11

En un callejón situado delante de la estación de Kinomiya había una casa pequeña de un sola plaza con una placa en la puerta que decía: «Clínica Nagao: Medicina interna y pediatría». Asakawa y Ryuji se quedaron un momento delante de la puerta. Si no podían sacarle ninguna información a Nagao, entonces, ¡mala suerte, se acabó el tiempo! Ya no tenían tiempo para conseguir más pistas. Pero ¿qué podían sacar de aquel médico? Probablemente fuera demasiado pedir que se acordara de algo relativo a la Sadako Yamamura de hacía treinta años. Ni siquiera tenían ninguna prueba consistente de que Sadako tuviera relación alguna con el sanatorio de Hakone Sur. Todos los colegas de Nagao del sanatorio, salvo Yozo Tanaka, habían muerto de viejos. Es probable que hubieran encontrado el nombre de alguna enfermera si lo hubieran buscado, pero ahora ya era tarde también para aquello.

Asakawa se miró el reloj. Las once y media. Le quedaba un poco más de diez horas para la hora límite, y allí estaba, sin atreverse a abrir la puerta.

—¿A qué esperas? Entra.

Ryuji lo empujó. Por supuesto, entendía por qué Asakawa estaba vacilando, aunque se hubiera dado tanta prisa en llegar allí. Tenía miedo. Sin duda le daba miedo ver cómo se quebraba su última esperanza, cómo su última esperanza de sobrevivir quedaba eliminada. Ryuji le pasó delante y abrió la puerta.

Pegado a una de las paredes de la diminuta sala de espera había un sofá lo bastante grande para tres personas. Tuvieron la suerte de que no había pacientes esperando. Ryuji se inclinó hacia la ventanilla de la recepcionista y habló con la enfermera gorda de mediana edad que había detrás de la misma.

—Perdone. Querríamos ver al doctor.

Sin levantar la mirada de su revista, la enfermera respondió en tono perezoso.

—¿Quieren concertar una cita?

—No. Queremos hacerle unas preguntas.

La enfermera cerró la revista, levantó la vista y se puso las gafas.

—¿Puedo preguntar de qué se trata?

—Ya se lo he dicho, solamente queremos hacerle unas preguntas.

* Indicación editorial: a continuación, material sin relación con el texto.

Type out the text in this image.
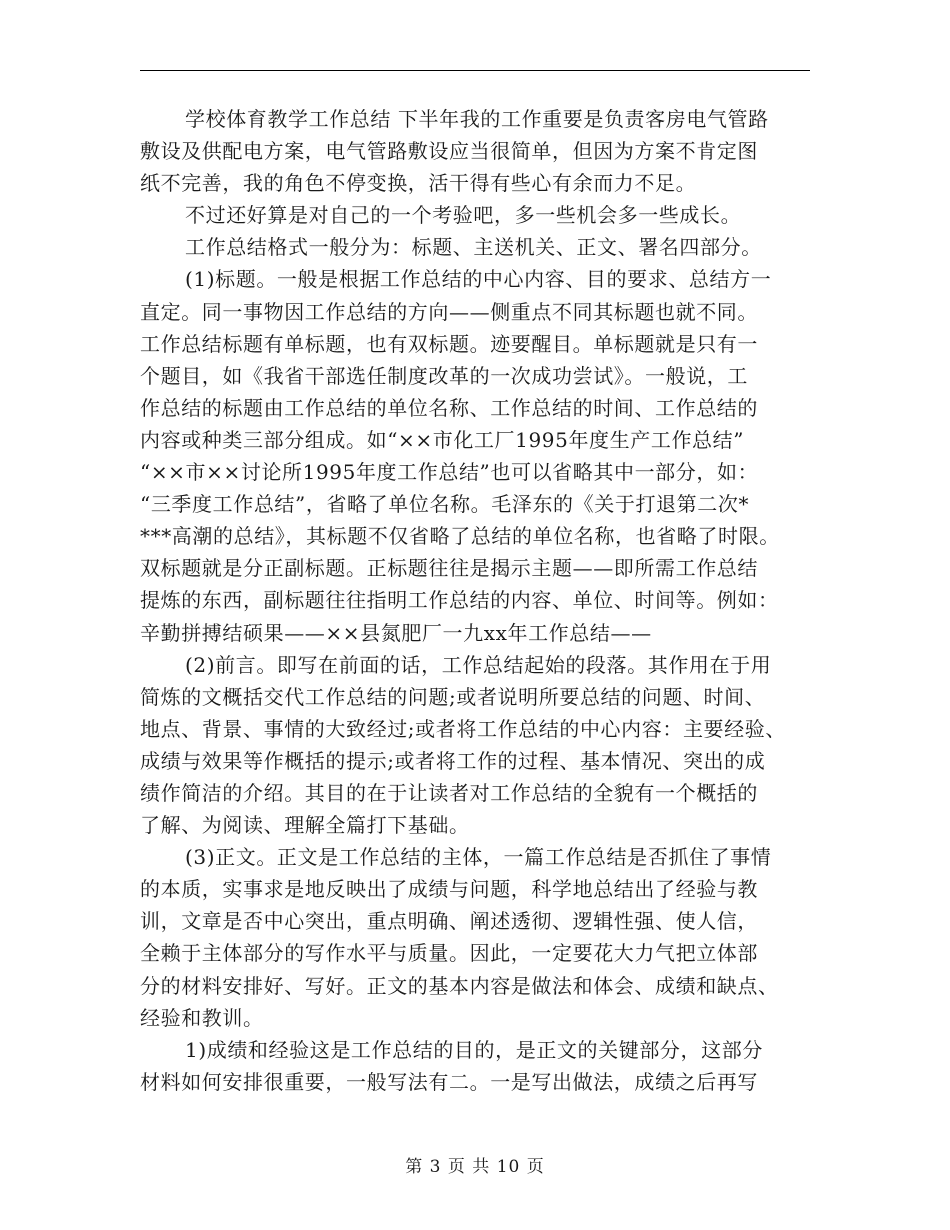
学校体育教学工作总结 下半年我的工作重要是负责客房电气管路
敷设及供配电方案，电气管路敷设应当很简单，但因为方案不肯定图
纸不完善，我的角色不停变换，活干得有些心有余而力不足。
不过还好算是对自己的一个考验吧，多一些机会多一些成长。
工作总结格式一般分为：标题、主送机关、正文、署名四部分。
(1)标题。一般是根据工作总结的中心内容、目的要求、总结方一
直定。同一事物因工作总结的方向——侧重点不同其标题也就不同。
工作总结标题有单标题，也有双标题。迹要醒目。单标题就是只有一
个题目，如《我省干部选任制度改革的一次成功尝试》。一般说，工
作总结的标题由工作总结的单位名称、工作总结的时间、工作总结的
内容或种类三部分组成。如“××市化工厂1995年度生产工作总结”
“××市××讨论所1995年度工作总结”也可以省略其中一部分，如：
“三季度工作总结”，省略了单位名称。毛泽东的《关于打退第二次*
***高潮的总结》，其标题不仅省略了总结的单位名称，也省略了时限。
双标题就是分正副标题。正标题往往是揭示主题——即所需工作总结
提炼的东西，副标题往往指明工作总结的内容、单位、时间等。例如：
辛勤拼搏结硕果——××县氮肥厂一九xx年工作总结——
(2)前言。即写在前面的话，工作总结起始的段落。其作用在于用
简炼的文概括交代工作总结的问题;或者说明所要总结的问题、时间、
地点、背景、事情的大致经过;或者将工作总结的中心内容：主要经验、
成绩与效果等作概括的提示;或者将工作的过程、基本情况、突出的成
绩作简洁的介绍。其目的在于让读者对工作总结的全貌有一个概括的
了解、为阅读、理解全篇打下基础。
(3)正文。正文是工作总结的主体，一篇工作总结是否抓住了事情
的本质，实事求是地反映出了成绩与问题，科学地总结出了经验与教
训，文章是否中心突出，重点明确、阐述透彻、逻辑性强、使人信，
全赖于主体部分的写作水平与质量。因此，一定要花大力气把立体部
分的材料安排好、写好。正文的基本内容是做法和体会、成绩和缺点、
经验和教训。
1)成绩和经验这是工作总结的目的，是正文的关键部分，这部分
材料如何安排很重要，一般写法有二。一是写出做法，成绩之后再写
第 3 页 共 10 页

Irritado, Asakawa asomó la cabeza desde detrás de la espalda de Ryuji y preguntó:

—¿Está el doctor?

La enfermera se tocó la montura de las gafas con ambas manos y examinó a los dos hombres.

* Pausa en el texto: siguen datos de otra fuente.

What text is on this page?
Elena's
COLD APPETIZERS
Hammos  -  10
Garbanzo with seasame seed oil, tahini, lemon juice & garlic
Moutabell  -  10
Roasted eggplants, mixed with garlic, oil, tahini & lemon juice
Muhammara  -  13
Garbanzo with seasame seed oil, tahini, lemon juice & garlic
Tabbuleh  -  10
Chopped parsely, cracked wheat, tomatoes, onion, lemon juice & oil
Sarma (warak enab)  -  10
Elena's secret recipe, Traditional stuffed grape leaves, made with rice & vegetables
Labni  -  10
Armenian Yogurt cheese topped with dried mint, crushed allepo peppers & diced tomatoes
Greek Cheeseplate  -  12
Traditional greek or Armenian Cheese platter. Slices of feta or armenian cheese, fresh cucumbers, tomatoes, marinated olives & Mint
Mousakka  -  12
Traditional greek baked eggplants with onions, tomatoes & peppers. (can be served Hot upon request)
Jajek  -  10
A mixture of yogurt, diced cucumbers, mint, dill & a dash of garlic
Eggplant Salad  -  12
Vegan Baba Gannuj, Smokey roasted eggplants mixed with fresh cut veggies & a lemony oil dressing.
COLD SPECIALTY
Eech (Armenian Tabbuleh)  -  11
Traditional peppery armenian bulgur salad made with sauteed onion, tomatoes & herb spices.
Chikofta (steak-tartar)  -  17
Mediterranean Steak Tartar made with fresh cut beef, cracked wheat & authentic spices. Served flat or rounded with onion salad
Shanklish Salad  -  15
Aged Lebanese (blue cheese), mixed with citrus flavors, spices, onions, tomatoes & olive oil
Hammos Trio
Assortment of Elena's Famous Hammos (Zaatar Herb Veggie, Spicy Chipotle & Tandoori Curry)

—¿De qué se trata? —preguntó en tono autoritario.

Tanto Ryuji como Asakawa se irguieron. Ryuji dijo en voz alta:

—Con una recepcionista como esta, no me extraña que no haya pacientes.

—¿Cómo dice? —dijo ella.

Asakawa bajó la cabeza. Enfadarla no iba a servir de nada. Pero en aquel preciso instante se abrió la puerta de la sala de exámenes y apareció Nagao, vestido con una bata blanca de laboratorio.

Aunque estaba completamente calvo, Nagao aparentaba bastante menos que sus cincuenta y siete años. Frunció el ceño y clavó una mirada de sospecha en los dos hombres que estaban en su recibidor.

Asakawa y Ryuji se volvieron simultáneamente al oír la voz de Nagao, y en cuanto le vieron la cara tragaron saliva al mismo tiempo.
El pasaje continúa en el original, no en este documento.